Roma – Il 2017 è stato l’anno meno piovoso dell’intera serie storica della banca dati di climatologia storica dell’Istituto di scienze dell’atmosfera e del clima del Consiglio nazionale delle ricerche (Isac-Cnr), cioè dal 1800 a oggi. L’anno appena trascorso è stato inoltre il quarto per temperature, con 1,3°C di anomalia positiva rispetto alla media.
 
Lo rende noto lo stesso Isac-Cnr che ricorda come con novembre si concluda l’anno meteorologico 2017 (dicembre 2016-novembre 2017).

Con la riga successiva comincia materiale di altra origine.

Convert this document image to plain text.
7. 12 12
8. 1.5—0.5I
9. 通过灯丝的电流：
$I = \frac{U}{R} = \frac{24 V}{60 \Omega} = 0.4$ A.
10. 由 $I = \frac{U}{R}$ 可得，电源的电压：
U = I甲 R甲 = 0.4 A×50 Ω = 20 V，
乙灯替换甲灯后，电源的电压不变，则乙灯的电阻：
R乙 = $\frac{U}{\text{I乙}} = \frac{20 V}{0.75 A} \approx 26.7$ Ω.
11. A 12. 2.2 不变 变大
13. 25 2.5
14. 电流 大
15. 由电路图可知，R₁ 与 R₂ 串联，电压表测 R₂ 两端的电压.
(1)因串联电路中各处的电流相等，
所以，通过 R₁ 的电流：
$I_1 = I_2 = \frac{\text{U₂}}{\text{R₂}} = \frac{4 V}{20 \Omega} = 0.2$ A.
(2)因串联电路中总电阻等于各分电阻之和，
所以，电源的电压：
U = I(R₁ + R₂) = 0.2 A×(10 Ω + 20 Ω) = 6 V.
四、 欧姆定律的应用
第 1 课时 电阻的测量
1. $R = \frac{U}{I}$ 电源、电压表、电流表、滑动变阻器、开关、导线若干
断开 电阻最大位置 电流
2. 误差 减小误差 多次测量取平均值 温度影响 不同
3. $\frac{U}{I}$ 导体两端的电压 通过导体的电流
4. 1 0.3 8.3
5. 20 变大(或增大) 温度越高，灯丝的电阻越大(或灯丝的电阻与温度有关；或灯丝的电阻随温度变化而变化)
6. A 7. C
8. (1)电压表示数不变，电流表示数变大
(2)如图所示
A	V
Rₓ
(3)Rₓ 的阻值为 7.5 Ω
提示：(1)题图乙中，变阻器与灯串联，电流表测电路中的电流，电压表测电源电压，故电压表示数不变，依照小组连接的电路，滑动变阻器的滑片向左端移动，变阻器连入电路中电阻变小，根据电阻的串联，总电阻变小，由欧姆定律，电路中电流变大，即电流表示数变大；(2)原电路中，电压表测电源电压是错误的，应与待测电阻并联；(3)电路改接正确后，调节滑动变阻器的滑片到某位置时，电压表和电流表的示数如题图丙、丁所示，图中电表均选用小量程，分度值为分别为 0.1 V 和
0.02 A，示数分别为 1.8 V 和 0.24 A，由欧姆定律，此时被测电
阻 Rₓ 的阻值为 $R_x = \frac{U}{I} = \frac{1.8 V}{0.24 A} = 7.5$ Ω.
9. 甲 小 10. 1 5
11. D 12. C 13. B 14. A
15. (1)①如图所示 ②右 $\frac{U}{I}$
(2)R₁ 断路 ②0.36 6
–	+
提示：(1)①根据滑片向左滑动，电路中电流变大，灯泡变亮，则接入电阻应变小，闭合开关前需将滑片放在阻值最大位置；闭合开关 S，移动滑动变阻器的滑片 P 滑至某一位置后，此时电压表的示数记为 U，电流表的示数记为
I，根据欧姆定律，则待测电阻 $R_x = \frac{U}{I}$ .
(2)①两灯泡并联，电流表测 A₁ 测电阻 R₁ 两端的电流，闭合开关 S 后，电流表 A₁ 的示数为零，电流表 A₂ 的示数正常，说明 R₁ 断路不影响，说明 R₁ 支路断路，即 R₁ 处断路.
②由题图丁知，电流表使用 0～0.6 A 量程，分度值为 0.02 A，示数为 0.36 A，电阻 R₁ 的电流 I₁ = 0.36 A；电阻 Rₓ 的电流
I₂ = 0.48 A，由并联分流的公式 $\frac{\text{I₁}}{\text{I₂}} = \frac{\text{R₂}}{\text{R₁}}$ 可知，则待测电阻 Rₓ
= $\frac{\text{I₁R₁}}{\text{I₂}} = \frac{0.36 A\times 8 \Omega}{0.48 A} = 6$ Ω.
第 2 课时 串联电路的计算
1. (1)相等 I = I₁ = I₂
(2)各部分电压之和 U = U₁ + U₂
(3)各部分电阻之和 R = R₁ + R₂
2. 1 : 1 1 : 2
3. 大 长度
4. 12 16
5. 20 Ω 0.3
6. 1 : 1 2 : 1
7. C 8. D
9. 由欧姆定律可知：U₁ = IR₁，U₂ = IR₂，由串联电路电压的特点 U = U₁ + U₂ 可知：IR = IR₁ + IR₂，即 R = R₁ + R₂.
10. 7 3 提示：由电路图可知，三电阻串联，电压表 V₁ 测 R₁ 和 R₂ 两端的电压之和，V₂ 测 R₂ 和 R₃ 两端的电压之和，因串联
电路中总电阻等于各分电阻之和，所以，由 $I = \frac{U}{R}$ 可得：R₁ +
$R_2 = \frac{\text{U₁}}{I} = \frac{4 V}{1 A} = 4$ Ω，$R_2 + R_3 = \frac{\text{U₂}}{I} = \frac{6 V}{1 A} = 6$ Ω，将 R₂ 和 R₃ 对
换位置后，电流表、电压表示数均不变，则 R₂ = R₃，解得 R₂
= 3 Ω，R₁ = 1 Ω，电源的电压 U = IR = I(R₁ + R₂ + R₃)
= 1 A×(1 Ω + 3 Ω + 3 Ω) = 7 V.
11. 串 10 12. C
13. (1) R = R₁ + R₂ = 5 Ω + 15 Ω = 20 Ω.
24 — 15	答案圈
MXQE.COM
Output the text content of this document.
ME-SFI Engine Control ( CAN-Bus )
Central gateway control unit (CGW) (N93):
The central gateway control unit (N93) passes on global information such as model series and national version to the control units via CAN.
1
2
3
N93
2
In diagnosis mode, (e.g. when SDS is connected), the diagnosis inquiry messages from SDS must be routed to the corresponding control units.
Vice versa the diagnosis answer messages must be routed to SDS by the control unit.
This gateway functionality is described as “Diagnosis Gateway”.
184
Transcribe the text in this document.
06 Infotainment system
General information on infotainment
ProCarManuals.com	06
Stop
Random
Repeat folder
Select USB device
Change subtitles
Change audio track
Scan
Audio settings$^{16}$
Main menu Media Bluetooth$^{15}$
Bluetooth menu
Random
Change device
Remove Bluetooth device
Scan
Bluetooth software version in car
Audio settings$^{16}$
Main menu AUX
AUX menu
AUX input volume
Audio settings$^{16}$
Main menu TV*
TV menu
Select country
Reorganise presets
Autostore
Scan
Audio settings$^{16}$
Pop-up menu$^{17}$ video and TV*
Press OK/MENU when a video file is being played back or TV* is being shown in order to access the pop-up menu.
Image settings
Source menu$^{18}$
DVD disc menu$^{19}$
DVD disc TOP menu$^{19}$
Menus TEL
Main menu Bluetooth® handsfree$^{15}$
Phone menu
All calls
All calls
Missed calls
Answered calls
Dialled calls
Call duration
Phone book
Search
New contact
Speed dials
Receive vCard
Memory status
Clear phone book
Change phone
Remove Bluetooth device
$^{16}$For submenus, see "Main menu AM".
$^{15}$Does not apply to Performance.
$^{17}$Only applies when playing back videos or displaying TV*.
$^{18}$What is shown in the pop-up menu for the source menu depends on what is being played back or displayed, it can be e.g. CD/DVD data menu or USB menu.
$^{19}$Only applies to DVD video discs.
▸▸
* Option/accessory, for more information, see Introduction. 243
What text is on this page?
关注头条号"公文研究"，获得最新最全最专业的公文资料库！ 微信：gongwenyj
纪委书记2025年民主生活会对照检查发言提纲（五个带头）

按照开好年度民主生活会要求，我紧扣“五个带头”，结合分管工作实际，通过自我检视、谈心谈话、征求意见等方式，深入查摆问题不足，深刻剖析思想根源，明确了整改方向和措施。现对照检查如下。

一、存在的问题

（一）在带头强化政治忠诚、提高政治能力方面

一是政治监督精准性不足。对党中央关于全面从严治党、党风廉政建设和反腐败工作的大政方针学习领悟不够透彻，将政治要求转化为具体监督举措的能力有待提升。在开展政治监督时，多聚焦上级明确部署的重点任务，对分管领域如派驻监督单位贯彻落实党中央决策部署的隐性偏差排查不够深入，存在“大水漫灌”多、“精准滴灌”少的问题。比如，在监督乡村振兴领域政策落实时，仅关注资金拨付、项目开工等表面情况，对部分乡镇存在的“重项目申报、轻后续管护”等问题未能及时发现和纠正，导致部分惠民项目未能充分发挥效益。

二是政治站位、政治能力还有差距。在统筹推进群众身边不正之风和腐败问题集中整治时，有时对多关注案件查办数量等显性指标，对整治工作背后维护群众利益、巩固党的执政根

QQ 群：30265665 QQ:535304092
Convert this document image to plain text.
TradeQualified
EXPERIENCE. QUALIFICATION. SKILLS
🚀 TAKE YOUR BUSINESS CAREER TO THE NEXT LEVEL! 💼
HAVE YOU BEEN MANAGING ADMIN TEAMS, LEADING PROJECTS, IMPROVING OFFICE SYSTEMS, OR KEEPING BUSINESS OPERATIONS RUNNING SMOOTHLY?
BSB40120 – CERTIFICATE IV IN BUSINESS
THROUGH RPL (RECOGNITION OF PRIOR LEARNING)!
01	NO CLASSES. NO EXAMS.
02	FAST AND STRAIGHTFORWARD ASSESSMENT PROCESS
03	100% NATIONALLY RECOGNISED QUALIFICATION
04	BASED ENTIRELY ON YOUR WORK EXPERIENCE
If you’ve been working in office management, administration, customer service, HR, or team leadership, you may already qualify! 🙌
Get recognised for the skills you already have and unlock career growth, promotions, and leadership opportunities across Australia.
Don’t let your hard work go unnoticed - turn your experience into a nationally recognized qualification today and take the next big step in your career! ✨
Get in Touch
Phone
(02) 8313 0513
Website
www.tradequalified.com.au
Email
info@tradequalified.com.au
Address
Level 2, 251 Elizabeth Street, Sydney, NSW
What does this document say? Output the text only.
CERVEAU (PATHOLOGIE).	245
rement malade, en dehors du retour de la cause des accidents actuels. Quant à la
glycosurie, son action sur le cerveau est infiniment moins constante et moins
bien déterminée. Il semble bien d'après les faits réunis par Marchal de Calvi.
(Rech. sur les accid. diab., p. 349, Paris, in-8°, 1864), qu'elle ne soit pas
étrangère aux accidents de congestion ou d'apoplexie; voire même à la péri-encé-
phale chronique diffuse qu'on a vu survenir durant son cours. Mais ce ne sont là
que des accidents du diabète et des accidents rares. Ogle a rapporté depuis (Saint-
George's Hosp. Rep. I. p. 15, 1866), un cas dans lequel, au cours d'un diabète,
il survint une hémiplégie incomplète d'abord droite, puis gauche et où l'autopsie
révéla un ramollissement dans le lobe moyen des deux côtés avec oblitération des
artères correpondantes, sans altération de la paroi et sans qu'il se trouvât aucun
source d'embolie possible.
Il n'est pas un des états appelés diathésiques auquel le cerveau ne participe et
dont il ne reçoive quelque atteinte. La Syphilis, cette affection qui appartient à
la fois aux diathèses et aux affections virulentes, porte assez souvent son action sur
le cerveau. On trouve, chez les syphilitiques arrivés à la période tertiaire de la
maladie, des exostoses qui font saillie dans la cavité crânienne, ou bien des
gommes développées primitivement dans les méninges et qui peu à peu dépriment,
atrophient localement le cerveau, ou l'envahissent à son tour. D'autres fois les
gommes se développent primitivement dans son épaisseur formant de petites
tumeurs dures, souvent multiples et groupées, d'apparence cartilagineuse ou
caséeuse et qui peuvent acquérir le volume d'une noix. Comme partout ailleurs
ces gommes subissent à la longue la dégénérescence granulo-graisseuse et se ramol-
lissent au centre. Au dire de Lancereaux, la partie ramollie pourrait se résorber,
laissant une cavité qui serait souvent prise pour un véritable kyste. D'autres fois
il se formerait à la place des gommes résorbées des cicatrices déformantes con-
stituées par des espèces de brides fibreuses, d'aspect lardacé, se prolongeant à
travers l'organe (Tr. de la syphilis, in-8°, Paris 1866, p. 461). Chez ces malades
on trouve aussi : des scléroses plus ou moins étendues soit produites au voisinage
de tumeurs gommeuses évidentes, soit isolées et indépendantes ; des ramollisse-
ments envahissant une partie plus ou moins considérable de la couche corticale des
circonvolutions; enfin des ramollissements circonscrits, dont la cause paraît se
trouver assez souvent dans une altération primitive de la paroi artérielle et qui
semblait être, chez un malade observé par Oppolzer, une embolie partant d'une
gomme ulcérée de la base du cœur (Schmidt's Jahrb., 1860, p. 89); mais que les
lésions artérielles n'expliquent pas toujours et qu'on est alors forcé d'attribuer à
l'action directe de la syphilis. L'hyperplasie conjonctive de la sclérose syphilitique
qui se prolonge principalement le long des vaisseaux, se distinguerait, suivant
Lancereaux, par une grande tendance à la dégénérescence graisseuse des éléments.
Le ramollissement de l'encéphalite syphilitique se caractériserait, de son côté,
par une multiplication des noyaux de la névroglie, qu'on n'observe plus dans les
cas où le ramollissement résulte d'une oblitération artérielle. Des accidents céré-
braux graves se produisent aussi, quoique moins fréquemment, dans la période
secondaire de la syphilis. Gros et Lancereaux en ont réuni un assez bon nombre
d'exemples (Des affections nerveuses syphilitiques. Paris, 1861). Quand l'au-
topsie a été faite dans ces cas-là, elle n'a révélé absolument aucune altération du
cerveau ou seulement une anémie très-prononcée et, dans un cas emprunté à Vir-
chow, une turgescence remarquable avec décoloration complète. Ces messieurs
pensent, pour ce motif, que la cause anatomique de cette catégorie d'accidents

Dal punto di vista termometrico – fa sapere l’Istituto – il 2017 ha fatto registrare, per l’Italia, un’anomalia di +1.3°C al di sopra della media del periodo di riferimento convenzionale 1971-2000, chiudendo come il quarto più caldo dal 1800 ad oggi, pari merito agli anni 2001, 2007 e 2016. Più caldi del 2017 sono stati solo il 2003 (con un’anomalia di +1.36°C), il 2014 (+1.38°C rispetto alla media) e il 2015, che resta l’anno più caldo di sempre con i suoi +1.43°C al di sopra della media del periodo di riferimento.
 
Più significativa è risultata l’anomalia pluviometrica del 2017, che verrà sicuramente ricordato per la pesante siccità che lo ha caratterizzato. A partire dal mese di dicembre del 2016 (primo mese dell’anno meteorologico 2017) si sono susseguiti mesi quasi sempre in perdita: fatta eccezione per i mesi di gennaio, settembre e novembre, tutti gli altri hanno fatto registrare un segno negativo, quasi sempre con deficit di oltre il 30% e, in ben sei mesi, di oltre il 50%. A conti fatti, gli accumuli annuali a fine 2017 sono risultati essere di oltre il 30% inferiori alla media del periodo di riferimento 1971-2000, etichettando quest’anno come il più secco dal 1800 ad oggi. Per trovare un anno simile bisogna andare indietro al 1945, anche in quell’anno ci furono 9 mesi su 12 pesantemente sotto media (il deficit fu -29%, quindi leggermente inferiore).